A systems programming language emphasizing memory safety, zero-cost abstractions, and concurrency without a garbage collector. Rust uses an ownership model with borrow checking at compile time to prevent data races and null pointer bugs. It is the primary language for Solana program development (via Anchor or native solana-program crate) and the Agave validator client.

Programming Fundamentals

TypeScript

A statically typed superset of JavaScript that compiles to plain JavaScript. TypeScript adds type annotations, interfaces, generics, and enums to catch errors at compile time. It is the standard language for Solana client-side development—wallet adapters, dApp frontends, test suites, and SDK interactions (web3.js, Anchor client) are typically written in TypeScript.

Programming Fundamentals

JavaScript

The ubiquitous scripting language for web development, running in browsers and Node.js.
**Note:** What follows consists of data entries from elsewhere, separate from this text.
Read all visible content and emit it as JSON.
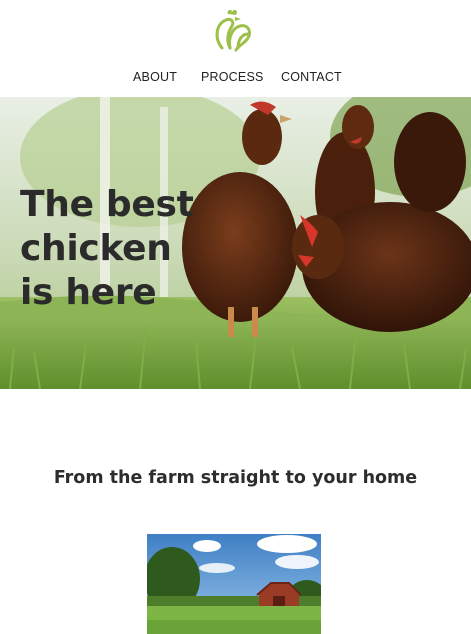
{
  "nav": {
    "items": [
      {
        "label": "ABOUT"
      },
      {
        "label": "PROCESS"
      },
      {
        "label": "CONTACT"
      }
    ]
  },
  "logo": {
    "icon": "rooster-logo-icon",
    "color": "#9cc04a"
  },
  "hero": {
    "title_lines": [
      "The best",
      "chicken",
      "is here"
    ],
    "image": "hens-on-grass-photo"
  },
  "section": {
    "heading": "From the farm straight to your home",
    "image": "red-barn-field-photo"
  },
  "colors": {
    "accent": "#9cc04a",
    "text": "#2b2b2b",
    "background": "#ffffff"
  }
}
JavaScript is dynamically typed and event-driven. Most Solana dApp frontends and scripts use JavaScript/TypeScript with libraries like @solana/web3.js. Node.js enables server-side JS for backend services, indexers, and bot development.

Programming Fundamentals

Node.js

A JavaScript runtime built on Chrome's V8 engine that enables server-side JavaScript execution. Node.js uses an event-driven, non-blocking I/O model. In the Solana ecosystem, Node.js is used for: running Anchor tests (Mocha/Jest), backend services, transaction bots, indexers, and CLI tools. npm/yarn/pnpm manage JavaScript package dependencies.